Start by blanching the pattypans whole in boiling water for one minute, then rinse under cold water to stop them cooking. You can leave them for a while now, while you prepare the rest of the meal. Then, just before you're ready to eat, put them in a medium-hot skillet with a little Earth Balance or olive oil, and saute just until they're hot again and beginning to brown in spots. It's a nice, uncomplicated way to have them. Now, less tired after a night's sleep, I'm wondering what they would look like in a clear soup or a stew...
What do they taste like? Pretty much exactly like young zucchini, only the texture is a bit crisper. Raw, they have that same slightly creamy-bitter aftertaste that zucchini has, but if you like zucchini, you will like these.
Over the last few days I've again accumulated bits and ends of things, including some leftover Vegan Brunch omelet mix, not enough for a whole omelet, though, so what I ended up doing was adding some flour, water, and (thanks, Katharine) a pinch of baking powder, and trying the vegetable pancake again.

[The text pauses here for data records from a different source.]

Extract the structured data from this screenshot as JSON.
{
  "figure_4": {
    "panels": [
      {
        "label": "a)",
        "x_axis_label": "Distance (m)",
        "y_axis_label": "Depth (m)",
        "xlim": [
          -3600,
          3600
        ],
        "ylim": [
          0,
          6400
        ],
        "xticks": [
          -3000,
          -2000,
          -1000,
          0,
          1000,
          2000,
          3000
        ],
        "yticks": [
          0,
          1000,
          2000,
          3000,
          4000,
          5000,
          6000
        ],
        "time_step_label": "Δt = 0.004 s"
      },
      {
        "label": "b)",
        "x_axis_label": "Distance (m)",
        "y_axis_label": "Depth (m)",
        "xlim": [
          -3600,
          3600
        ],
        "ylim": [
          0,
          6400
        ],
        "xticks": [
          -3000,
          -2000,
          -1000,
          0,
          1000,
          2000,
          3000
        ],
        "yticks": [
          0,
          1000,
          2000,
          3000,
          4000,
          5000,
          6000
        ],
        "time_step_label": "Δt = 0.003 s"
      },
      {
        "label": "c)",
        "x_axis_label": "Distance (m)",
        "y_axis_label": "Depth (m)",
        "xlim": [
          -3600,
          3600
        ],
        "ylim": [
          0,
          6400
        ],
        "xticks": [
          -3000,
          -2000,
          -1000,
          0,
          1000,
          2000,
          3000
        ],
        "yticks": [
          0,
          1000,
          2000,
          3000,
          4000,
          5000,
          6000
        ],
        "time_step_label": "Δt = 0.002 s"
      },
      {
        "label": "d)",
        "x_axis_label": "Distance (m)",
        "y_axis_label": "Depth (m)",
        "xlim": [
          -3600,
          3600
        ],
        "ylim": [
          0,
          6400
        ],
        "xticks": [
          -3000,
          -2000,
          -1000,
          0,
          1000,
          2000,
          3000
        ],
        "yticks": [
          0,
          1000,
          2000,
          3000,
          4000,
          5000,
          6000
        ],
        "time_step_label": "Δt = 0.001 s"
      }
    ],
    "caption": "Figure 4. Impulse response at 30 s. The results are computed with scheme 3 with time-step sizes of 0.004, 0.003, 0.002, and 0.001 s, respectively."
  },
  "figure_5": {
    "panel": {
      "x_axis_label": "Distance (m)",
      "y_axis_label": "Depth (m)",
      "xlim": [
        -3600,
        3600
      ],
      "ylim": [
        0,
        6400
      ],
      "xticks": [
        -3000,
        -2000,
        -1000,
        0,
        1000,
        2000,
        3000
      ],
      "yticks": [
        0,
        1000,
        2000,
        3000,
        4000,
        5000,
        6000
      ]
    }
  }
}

Here are the vegetables in the pan:
Beech mushrooms, the last of the mo qua, orange sweet pepper, one serrano chili. Lightly stir fry just until they begin to soften:
Pour on the batter and cook covered on medium heat until the bottom is golden and the top is set. This was one large pancake so I used the inverted plate method to flip it (wear oven mitts, as I have learned to my cost in the past). Now continue to cook, uncovered this time, until the bottom is golden too, and you're done. The batter mix worked well; as you can see I used more vegetables than last time, so unless I had actually deep-fried it, crispy all over would be too much to ask of it. It was a big soft fluffy delicious pancake, though.
I was so clever and on the other side of this pancake, the one currently frying, I had placed thin slices of lotus root just before the batter was set. Maybe you can see some of that lotus root action in the finished plate (yes, I know, it would have been easier to see if I hadn't topped the whole dish with blanched snow peas, radishes, sweet millions, and green onions, but I can't seem to resist vegetable sprinkles); it's the slice nearest the top. Anyway, that was fun and I'll be trying for better photos of it in the future:
A yummy, healthy meal. Pancakes and frittatas, or a bit of a mix like this one, are a wonderful way to use leftovers.
Now, lest you're thinking, "Busy day, all tired, sure--she's run out of ideas/nerve/enthusiasm," let me tell you that my friend Fi has caught the spirit of my MoFo project and yesterday brought me various items she doesn't know the English names for but that she uses all the time and that look, to me, awfully strange. We had a big talk about Chinese herbal soups and a dish called Buddha's chicken that her Buddhist Japanese mother-in-law used to make with sheets of yuba and sesame oil, so my quest for today is to identify all this stuff if I can and find some way to use it:
...and see about that "chicken" recipe. Wish me luck!